Reputation: 3820
I'm having trouble handling unicode characters in my input to my APIView endpoint in django-rest-framework.
I'm using the UnicodeJsonRenderer renderer class and the JSONParser class for input.
My input is as follows, using the web browsable api with a HTML form:
{
"field": "hellö theré"
}
When I call request.DATA in my view, I get the following error message:
{
"detail": "JSON parse error - 'utf8' codec can't decode byte 0xe2 in position 96: invalid continuation byte"
}
I debugged this pretty extensively, and I can tell that it crashes on line 60 in parsers.py
:
data = stream.read().decode(encoding)
I'm not really sure how to resolve this issue. Though I suspect it has something to do with the encoding format, it doesn't feel right to me because I have other code in my codebase (not using the django-rest-framework library) that handles unicode input/output gracefully, as my settings.DEFAULT_CHARSET is utf-8.
Any help on this would be much appreciated.
UPDATE: I suspect it has something to do with the web browsable API sending non UTF-8 encoded character data, though the meta tag does set the charset to utf-8...

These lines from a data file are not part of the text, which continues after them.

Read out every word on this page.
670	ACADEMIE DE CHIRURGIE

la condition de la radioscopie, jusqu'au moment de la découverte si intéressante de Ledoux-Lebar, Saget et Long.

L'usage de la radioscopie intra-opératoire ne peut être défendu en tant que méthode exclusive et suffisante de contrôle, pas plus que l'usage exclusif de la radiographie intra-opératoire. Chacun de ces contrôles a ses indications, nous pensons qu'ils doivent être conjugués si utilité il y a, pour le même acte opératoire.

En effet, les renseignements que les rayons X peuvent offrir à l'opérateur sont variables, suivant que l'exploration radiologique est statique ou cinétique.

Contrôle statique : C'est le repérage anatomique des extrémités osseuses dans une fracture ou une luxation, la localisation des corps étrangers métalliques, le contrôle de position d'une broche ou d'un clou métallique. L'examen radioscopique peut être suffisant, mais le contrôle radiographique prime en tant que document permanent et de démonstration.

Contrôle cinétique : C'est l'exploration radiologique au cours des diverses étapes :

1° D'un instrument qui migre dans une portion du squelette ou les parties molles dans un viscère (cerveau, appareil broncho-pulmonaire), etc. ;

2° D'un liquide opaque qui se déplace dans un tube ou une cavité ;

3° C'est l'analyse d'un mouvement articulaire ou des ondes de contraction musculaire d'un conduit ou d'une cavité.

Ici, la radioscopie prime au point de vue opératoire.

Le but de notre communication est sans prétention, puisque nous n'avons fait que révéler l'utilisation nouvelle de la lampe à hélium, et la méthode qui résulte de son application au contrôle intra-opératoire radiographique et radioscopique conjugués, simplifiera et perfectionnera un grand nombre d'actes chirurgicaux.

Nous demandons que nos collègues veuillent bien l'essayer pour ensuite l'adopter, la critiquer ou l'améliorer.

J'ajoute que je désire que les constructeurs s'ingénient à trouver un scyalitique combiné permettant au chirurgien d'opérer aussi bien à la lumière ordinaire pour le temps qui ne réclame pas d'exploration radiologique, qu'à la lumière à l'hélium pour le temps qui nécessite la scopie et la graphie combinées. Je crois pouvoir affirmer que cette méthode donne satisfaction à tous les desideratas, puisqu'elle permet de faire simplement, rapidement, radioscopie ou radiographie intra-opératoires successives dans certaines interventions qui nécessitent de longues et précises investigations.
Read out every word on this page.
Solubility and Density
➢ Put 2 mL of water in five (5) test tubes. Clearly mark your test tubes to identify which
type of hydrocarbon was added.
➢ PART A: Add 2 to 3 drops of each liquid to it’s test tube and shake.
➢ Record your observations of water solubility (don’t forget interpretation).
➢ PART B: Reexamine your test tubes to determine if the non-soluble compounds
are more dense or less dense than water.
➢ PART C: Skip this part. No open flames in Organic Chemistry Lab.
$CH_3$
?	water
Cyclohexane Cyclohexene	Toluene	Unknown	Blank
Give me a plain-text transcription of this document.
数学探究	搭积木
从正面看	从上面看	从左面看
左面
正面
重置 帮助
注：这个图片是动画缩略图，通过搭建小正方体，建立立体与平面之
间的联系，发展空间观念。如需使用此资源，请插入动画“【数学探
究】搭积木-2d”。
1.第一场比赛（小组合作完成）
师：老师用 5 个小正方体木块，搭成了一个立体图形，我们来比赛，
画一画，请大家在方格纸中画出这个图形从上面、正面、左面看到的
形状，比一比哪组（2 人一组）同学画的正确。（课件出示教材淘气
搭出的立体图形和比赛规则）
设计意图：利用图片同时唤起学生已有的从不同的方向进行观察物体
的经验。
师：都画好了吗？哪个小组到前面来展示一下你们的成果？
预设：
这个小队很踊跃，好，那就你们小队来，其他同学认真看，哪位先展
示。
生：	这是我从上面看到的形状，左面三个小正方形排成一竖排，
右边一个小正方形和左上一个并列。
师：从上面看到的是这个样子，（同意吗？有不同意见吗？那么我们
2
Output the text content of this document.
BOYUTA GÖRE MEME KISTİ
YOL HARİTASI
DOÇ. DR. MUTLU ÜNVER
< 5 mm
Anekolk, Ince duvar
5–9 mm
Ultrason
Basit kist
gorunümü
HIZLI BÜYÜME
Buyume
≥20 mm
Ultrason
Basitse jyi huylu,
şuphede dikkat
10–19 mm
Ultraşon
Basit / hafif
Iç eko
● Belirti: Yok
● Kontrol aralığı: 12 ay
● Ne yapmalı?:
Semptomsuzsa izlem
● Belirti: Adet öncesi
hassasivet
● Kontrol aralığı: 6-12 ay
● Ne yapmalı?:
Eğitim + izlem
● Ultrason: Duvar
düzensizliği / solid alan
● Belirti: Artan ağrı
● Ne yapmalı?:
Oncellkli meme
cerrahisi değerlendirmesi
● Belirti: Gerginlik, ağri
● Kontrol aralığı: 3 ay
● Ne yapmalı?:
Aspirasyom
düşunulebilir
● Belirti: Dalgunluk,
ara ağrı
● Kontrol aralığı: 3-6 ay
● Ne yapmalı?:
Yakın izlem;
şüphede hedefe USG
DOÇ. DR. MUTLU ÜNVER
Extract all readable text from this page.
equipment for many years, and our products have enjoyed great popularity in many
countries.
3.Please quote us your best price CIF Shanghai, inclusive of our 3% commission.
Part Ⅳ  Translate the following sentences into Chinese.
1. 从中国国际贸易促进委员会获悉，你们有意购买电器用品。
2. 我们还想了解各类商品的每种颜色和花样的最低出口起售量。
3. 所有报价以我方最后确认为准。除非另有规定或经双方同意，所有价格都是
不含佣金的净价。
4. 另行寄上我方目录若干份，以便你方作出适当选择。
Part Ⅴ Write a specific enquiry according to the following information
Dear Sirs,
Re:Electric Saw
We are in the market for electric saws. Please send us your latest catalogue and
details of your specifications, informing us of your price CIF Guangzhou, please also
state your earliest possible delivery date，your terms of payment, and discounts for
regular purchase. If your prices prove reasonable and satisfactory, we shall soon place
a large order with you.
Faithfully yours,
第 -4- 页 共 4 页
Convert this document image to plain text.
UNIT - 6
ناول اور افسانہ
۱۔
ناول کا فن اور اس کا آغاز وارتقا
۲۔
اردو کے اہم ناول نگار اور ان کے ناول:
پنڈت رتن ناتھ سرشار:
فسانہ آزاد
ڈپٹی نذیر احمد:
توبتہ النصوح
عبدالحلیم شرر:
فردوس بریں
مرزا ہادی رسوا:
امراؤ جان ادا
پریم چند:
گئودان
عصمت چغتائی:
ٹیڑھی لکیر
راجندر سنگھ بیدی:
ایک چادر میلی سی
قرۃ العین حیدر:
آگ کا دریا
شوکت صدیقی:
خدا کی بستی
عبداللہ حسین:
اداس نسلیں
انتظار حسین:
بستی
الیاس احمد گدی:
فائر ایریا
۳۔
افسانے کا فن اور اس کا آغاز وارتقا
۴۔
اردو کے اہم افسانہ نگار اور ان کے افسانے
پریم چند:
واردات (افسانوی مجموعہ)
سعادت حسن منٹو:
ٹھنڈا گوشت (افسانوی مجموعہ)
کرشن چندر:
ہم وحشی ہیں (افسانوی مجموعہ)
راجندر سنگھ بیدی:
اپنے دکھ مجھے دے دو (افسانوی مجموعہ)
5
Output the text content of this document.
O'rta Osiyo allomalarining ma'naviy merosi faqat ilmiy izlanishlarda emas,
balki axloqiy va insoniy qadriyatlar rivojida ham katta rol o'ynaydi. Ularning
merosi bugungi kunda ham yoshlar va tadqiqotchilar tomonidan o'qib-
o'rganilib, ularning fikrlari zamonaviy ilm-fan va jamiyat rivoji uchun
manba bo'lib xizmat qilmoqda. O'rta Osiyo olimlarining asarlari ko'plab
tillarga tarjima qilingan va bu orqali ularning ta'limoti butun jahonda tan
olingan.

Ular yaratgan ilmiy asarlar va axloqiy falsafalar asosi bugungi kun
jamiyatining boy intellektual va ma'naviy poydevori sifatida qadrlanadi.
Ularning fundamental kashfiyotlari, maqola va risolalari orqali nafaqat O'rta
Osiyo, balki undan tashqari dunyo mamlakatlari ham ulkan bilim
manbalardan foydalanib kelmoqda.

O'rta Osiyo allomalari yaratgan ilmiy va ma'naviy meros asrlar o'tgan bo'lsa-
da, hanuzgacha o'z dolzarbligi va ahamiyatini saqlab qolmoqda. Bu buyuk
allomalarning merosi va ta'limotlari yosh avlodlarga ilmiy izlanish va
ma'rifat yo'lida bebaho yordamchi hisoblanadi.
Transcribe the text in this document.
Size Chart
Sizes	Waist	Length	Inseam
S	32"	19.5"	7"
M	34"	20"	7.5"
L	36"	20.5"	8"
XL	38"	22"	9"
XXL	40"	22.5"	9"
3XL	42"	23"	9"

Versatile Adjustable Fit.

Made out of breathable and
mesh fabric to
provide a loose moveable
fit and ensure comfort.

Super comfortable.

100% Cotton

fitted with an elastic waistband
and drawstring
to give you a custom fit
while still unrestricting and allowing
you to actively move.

UPDATE 2: I've pasted below the request header of the POST request sent upon form submission with media type 'application/json'. I thought it was weird that the content-type didn't specify a charset. (I found all this using Chrome browser debug tools on the POST request being sent):
POST /api/stuff/ HTTP/1.1
Host: localhost:8000
Connection: keep-alive
Content-Length: 356
Cache-Control: max-age=0
Accept: text/html,application/xhtml+xml,application/xml;q=0.9,*/*;q=0.8
Origin: http://localhost:8000
User-Agent: Mozilla/5.0 (Macintosh; Intel Mac OS X 10_8_5) AppleWebKit/537.36 (KHTML, like Gecko) Chrome/29.0.1547.76 Safari/537.36
Content-Type: application/x-www-form-urlencoded
Referer: http://localhost:8000/api/stuff/
Accept-Encoding: gzip,deflate,sdch
Accept-Language: en-US,en;q=0.8
Cookie: cookie-info
Upvotes: 3
Views: 4425
Reputation: 14360
Here there is some doc about JSON renders. I suspect the problem has to do with the fact the code you have posted
data = stream.read().decode(encoding)
is trying to decode an already decoded string, since you are using UnicodeJsonRenderer. If you visit the link, you will realize that UnicodeJsonRenderer has no charset. So, you can't decode it.
Try using another like JsonPRenderer or HTMLFormRenderer
Upvotes: 0
Reputation: 31471
The problem is that your input is not UTF-8! The hex code 0xe2
is a continuation byte in UTF-8, which would require another hex character to be legal. However the hex code 0xe2
is â
in Windows-1252. Just ensure that you properly decode the byte stream using Windows-1252 (called cp1252
in Python):
text.decode('cp1252')
Upvotes: 3